Across the region, judiciaries themselves are emerging as the primary norm-setters of the algorithmic age. Courts and judicial bodies in at least ten Asia-Pacific jurisdictions have issued, mandated or are formally consulting on AI guidance, often ahead of their own national legislatures. These frameworks consistently hold that decisions affecting people's rights must remain under human control, and that justice cannot be delegated to algorithms. 

The report calls for clear prohibitions on fully automated decisions affecting liberty or legal status, real-time biometric surveillance for general monitoring, social scoring systems, and similar profiling tools. 

The report is accompanied by a policy guide, Responsible AI in Justice, which provides practical recommendations for governments and development partners. It sets out decision-making frameworks and tools for applying AI in justice systems, including country-specific entry points and a roadmap for implementation. 

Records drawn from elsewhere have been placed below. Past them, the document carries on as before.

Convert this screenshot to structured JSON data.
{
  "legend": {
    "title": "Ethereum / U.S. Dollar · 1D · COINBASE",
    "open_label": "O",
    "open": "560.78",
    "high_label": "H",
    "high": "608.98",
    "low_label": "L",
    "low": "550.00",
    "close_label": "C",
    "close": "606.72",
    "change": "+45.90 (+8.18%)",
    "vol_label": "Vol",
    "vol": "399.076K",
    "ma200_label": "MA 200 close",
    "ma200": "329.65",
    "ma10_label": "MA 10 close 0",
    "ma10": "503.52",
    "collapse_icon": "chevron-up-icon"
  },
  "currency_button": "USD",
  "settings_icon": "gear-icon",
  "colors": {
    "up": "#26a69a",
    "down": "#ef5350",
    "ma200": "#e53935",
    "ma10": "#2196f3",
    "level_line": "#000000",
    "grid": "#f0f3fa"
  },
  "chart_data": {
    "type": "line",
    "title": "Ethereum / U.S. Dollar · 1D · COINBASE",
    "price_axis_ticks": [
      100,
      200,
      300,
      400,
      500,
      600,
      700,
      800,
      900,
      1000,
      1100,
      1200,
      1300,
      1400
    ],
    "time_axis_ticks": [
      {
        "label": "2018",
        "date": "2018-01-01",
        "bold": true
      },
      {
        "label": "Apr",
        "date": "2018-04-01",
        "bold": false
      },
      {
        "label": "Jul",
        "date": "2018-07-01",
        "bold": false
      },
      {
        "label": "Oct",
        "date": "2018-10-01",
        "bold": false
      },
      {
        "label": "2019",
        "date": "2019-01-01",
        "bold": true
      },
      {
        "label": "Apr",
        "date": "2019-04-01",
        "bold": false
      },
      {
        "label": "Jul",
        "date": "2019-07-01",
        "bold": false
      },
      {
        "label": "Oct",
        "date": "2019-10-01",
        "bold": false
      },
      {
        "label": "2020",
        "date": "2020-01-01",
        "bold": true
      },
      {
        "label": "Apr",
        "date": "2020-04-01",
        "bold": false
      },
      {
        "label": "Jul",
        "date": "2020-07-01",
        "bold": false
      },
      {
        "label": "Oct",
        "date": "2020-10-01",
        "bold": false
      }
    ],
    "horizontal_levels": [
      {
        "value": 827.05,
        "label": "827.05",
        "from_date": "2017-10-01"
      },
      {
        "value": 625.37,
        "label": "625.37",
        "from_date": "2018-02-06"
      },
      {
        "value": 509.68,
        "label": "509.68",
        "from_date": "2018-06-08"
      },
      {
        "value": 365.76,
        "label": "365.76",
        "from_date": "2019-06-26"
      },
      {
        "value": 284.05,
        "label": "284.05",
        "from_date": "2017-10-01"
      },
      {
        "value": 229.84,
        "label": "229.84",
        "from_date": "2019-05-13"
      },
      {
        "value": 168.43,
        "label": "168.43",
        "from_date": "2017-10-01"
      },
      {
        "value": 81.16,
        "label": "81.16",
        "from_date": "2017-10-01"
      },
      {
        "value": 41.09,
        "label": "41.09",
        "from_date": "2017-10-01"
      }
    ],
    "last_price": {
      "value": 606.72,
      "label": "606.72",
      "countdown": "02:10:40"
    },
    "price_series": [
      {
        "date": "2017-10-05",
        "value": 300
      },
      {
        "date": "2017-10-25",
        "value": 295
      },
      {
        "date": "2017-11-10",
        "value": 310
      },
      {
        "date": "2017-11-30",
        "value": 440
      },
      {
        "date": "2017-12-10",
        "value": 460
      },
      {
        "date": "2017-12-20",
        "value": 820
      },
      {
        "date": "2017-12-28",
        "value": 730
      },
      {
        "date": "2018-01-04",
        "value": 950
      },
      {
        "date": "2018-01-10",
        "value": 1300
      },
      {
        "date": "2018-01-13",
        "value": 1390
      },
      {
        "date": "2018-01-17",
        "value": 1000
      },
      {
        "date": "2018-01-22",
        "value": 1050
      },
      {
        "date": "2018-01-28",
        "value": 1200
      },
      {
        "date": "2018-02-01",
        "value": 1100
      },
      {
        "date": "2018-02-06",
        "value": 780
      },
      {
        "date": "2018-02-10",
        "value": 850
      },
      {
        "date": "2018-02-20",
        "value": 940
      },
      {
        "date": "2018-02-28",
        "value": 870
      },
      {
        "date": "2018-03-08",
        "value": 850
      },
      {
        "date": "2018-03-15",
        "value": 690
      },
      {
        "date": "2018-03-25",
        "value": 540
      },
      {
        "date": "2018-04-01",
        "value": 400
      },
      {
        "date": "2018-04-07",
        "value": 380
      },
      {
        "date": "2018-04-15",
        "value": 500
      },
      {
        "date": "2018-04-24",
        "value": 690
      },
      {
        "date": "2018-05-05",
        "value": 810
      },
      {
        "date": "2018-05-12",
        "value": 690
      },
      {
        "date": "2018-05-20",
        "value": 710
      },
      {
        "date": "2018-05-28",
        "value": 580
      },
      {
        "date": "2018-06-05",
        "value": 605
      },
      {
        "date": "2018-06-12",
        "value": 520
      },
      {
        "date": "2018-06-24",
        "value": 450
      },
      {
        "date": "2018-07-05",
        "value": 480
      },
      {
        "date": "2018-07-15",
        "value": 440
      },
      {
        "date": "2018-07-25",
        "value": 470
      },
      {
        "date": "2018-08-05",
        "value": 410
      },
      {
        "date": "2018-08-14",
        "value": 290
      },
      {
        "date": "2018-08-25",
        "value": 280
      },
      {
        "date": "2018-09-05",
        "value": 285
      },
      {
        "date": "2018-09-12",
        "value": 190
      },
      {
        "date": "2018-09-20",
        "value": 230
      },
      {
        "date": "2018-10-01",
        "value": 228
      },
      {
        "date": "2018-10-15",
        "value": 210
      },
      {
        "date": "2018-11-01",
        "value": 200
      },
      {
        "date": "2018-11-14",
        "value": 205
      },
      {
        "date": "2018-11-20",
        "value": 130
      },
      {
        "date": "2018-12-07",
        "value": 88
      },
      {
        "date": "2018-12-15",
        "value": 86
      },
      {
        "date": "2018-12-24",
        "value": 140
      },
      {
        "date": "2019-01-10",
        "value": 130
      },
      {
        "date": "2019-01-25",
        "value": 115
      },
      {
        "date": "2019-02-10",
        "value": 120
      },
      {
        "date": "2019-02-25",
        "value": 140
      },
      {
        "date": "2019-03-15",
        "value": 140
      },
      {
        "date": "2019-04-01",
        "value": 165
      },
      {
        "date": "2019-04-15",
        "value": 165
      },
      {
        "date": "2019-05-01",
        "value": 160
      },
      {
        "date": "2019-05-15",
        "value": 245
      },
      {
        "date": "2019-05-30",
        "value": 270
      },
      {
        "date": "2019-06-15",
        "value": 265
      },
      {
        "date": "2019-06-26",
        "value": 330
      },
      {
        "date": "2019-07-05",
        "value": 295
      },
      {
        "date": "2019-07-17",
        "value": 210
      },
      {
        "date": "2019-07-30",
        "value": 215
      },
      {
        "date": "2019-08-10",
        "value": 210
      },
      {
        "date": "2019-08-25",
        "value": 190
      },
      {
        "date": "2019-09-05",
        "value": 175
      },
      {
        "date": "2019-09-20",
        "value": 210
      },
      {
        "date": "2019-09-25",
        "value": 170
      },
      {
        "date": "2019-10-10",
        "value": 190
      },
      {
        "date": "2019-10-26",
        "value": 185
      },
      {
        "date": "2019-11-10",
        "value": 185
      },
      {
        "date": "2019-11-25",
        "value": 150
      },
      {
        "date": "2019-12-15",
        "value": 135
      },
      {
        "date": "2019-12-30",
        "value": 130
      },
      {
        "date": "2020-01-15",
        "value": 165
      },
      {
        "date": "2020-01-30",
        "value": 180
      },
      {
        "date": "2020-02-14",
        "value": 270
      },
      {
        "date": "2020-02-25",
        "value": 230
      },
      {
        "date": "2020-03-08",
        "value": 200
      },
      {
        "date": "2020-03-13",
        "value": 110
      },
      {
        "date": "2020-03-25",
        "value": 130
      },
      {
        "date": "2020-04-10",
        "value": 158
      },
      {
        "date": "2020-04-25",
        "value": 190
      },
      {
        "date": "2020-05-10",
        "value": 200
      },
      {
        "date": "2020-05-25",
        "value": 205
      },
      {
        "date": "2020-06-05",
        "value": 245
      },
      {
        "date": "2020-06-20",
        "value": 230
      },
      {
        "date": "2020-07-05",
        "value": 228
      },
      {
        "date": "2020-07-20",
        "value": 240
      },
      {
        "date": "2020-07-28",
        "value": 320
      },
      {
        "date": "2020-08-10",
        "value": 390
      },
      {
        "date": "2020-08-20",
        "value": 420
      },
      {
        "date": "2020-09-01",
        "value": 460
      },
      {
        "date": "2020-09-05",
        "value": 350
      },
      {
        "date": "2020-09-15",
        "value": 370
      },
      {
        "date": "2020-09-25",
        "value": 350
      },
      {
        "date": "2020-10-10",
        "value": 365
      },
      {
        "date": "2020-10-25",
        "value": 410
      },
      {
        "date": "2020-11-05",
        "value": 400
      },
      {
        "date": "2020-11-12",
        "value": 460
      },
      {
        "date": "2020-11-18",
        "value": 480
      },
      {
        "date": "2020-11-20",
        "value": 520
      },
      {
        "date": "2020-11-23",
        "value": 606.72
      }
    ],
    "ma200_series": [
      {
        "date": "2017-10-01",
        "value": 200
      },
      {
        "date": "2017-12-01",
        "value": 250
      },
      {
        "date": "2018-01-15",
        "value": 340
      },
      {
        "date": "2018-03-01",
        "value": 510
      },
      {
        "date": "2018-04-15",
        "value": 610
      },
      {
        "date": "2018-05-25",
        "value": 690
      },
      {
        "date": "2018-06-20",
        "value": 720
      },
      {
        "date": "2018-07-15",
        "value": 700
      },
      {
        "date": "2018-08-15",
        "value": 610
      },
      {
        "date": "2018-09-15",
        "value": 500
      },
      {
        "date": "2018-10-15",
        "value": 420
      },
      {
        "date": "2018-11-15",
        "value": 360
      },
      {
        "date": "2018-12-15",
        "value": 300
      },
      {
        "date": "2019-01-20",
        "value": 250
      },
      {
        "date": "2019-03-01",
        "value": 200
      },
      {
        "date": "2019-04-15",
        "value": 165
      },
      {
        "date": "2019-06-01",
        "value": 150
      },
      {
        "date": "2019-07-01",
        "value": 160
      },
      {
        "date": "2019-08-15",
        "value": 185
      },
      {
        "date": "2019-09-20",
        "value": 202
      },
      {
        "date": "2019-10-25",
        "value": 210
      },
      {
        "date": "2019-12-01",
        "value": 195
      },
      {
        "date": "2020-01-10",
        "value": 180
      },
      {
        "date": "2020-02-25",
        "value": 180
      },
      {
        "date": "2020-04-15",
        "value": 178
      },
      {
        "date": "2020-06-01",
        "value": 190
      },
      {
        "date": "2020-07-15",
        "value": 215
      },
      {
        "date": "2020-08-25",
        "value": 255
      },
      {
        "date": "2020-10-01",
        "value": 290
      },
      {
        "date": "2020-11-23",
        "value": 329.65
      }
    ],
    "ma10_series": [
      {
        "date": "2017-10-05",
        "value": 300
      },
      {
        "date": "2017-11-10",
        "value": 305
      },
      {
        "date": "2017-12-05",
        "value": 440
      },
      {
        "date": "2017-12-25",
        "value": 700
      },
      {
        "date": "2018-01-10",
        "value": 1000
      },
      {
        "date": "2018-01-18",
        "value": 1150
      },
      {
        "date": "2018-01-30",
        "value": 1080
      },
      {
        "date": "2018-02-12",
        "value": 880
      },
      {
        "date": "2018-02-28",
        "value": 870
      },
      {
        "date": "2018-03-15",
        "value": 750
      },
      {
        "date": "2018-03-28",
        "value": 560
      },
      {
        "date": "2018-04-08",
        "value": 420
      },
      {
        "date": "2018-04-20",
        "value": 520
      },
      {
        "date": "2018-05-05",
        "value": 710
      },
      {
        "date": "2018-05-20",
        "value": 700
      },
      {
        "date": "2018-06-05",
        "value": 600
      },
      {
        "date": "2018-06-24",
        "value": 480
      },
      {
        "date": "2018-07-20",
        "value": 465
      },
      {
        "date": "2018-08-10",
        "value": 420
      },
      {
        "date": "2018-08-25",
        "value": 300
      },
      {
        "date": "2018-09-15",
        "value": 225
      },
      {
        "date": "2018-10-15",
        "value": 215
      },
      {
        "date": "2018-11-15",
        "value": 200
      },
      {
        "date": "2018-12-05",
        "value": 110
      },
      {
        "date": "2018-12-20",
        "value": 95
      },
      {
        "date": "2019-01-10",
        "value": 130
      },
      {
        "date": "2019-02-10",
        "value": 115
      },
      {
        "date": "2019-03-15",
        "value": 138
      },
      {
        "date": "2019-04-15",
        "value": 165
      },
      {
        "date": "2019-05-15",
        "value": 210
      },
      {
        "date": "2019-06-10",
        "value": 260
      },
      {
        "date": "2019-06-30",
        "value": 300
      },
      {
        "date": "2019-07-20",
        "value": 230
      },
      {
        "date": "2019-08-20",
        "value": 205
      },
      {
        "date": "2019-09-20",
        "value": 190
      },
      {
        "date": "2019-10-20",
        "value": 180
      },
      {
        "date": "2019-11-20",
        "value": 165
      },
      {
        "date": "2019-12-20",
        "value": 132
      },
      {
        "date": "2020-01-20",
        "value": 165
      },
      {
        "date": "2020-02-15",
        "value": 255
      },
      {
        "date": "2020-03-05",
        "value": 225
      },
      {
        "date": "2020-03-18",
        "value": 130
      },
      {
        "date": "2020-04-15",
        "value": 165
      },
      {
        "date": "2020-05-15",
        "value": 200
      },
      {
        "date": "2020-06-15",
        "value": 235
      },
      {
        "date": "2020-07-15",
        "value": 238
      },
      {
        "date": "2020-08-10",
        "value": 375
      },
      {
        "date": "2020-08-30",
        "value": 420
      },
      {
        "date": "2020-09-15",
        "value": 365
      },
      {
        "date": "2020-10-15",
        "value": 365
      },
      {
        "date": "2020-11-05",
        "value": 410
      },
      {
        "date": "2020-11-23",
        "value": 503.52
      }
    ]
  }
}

The report was launched coinciding with a regional dialogue on the use of artificial intelligence in justice systems in Bangkok, reflecting growing collaboration among courts across Asia and the Pacific. It highlights how judiciaries are increasingly sharing experiences and frameworks, learning from one another and adapting approaches to local contexts rather than relying solely on models from outside the region.  

 In a field where the stakes are high and the pace of change is rapid, courts are emerging as early norm-setters, shaping how AI is governed in practice.